The weather wasn’t the only thing that had improved; Ryo was in a much better mood now, feeling almost light-hearted, his mopiness forgotten.
“This was a good idea,” he said, smiling at Dee. “I was going stir crazy stuck at home.”
“Everyone needs a change of scene sometimes; only wish I’d thought of this before. Just let me know if ya start to feel tired; don’t want you overdoin’ it.”

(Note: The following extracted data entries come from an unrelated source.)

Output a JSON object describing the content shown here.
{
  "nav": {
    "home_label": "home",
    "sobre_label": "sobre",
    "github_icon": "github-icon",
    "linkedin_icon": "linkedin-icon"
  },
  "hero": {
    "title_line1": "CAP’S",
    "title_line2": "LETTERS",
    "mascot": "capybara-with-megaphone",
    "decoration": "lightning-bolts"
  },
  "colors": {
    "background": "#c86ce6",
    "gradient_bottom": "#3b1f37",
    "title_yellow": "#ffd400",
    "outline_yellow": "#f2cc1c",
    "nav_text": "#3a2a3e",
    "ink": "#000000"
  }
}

“Don’t be such a mother hen, Dee!” Ryo chuckled. “I’m fine; walking wasn’t included on my list of prohibited activities. It’s good to stretch my legs a bit.” The breeze off the sea whipped Ryo’s hair about, blowing the cobwebs away and clearing his head, making him feel truly alive for the first time since he’d been shot. “I promise not to overdo anything.”
He stopped, tipping his head back to watch a gull soaring overhead, feeling Dee move behind him, strong arms sliding gently around his waist, and he leaned into the embrace, secure in the knowledge that Dee would make sure he didn’t lose his balance and wrench his healing injuries. Turning slightly, he brushed his lips against his lover’s cheek.
“Come on, let’s paddle.” It was warm enough for that now the rain had stopped.
Dee laughed. “And then what? Build a sandcastle?”
Eventually they’d have to head back to the car and drive home, singing along with the radio, but right now there was no reason not to indulge themselves in some light-hearted fun. Life was for living.
“Whatever you want, babe.” Dee grinned as he kicked off his shoes, then helped Ryo with his, tying the laces together for easy carrying.
Hand-in-hand, they made their way down to the water’s edge, sinking into the wet sand and letting the wavelets lap over their feet. Sometimes the simplest pleasures were the best.